I got older, switched cheerleading gyms a handful of times, the experiences were often the same. Many gyms bragged about running their athletes until they threw up. I was twelve when I experienced my first spinal issue. I failed to complete a tumbling pass and bounced off the floor on my neck. In the middle of the routine, I got back up and finished the routine. Some see that as resilience or bravery, I knew I couldn’t run anymore that day. I would pass out. It was highly dangerous for me to continue that routine with limited vision, a hope, and a prayer. I was a base at the time, responsible for holding other people in the air and catching them.
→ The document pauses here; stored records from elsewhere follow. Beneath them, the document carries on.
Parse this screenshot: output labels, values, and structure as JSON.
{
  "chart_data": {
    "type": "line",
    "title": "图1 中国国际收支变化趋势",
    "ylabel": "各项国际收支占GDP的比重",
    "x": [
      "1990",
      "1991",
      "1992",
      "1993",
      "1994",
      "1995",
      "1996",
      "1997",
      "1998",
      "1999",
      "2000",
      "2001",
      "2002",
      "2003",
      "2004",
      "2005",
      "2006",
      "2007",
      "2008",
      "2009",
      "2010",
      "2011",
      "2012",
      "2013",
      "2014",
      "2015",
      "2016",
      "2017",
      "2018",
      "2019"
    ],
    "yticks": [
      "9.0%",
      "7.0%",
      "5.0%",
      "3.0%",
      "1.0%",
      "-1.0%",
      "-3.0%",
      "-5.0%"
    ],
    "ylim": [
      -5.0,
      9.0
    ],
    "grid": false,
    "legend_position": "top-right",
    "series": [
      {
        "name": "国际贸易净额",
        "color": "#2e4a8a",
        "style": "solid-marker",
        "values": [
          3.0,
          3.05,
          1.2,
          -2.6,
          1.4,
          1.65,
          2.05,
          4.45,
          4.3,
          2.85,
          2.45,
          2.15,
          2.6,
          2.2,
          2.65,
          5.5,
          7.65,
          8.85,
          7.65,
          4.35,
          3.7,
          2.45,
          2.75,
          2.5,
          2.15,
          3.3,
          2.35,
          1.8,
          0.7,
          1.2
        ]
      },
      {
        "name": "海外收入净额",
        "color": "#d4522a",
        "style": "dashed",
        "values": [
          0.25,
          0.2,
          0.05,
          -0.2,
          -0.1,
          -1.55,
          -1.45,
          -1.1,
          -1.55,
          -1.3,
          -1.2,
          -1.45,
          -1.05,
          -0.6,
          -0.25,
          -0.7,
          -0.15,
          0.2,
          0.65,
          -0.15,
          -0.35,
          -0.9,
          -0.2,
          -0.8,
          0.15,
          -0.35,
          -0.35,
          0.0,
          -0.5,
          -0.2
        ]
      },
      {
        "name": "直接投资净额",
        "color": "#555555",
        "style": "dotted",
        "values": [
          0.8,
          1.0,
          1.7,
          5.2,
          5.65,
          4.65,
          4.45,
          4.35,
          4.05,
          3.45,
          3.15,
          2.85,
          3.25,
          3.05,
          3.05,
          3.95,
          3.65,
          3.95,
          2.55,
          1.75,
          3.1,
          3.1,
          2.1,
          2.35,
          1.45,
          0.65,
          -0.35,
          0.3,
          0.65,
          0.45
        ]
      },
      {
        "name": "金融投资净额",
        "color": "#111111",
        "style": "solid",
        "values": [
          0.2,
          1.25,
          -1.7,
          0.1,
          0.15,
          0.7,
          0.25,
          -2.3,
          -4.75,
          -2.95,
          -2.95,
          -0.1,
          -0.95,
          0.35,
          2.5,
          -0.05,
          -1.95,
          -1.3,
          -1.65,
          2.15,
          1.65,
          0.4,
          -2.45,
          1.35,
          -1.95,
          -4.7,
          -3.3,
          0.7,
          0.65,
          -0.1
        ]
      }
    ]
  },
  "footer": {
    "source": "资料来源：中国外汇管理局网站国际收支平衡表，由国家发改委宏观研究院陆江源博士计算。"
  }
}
When we fell, we ran. When we didn’t complete everything, we ran. We were always running. Running until someone passed out or threw up. And after I stepped off the mat, promised that would’ve been the last time, I heard that dreaded phrase again. One more time.
I’ve faced numerous concussions and injuries from an industry that has long neglected its athletes. I was fifteen sharing the same mat as a seven year old. Beyond the neglect within the sport itself, many fail to address the rampant abuses that occur. I know at least a dozen athletes who were sexually abused by their coaches. There is always a drug sting being busted. Every athlete I knew aged 13 or older either vaped, did drugs, or hurt themselves. Many in ways that weren’t so obvious. In my last few seasons, I was doing 30 hours a week in the gym, which certainly wasn’t safe for me. I can’t tell you the amount of times I was screamed at for minor errors. Conditioned to tolerate emotional and physical abuse. We were told to be “sassy robots”, a phrase meant to highlight the sharpness we should be executing, but simply reduced us to objects.
I watched a grown adult cuss out a seven year old for a mistake and the child getting frustrated for misunderstanding the new corrections. I become numb to this. I believed it was a part of the industry. The yelling, the abuses, the things that dull our sparkle. The loss of expression, personality. To fit into boxes. My whole life was cheerleading. I was stunting with my friends in swimming pools, creating mini routines anywhere I went. Backflips and tumbling were my only personality trait.
I lost myself before I’d even gotten the chance to find myself. As an adult, I’m plagued with the memories of the things that were normalized. After mistakes, I find that I deny myself my basic needs like water and bathroom access. I still view mistakes as being dangerous, a level of perfectionism which means I’m often terrified to even start. I will spend my adulthood trying to piece together a child who was nothing more than a shell, because after all, to the industry, I was nothing more than a sassy robot.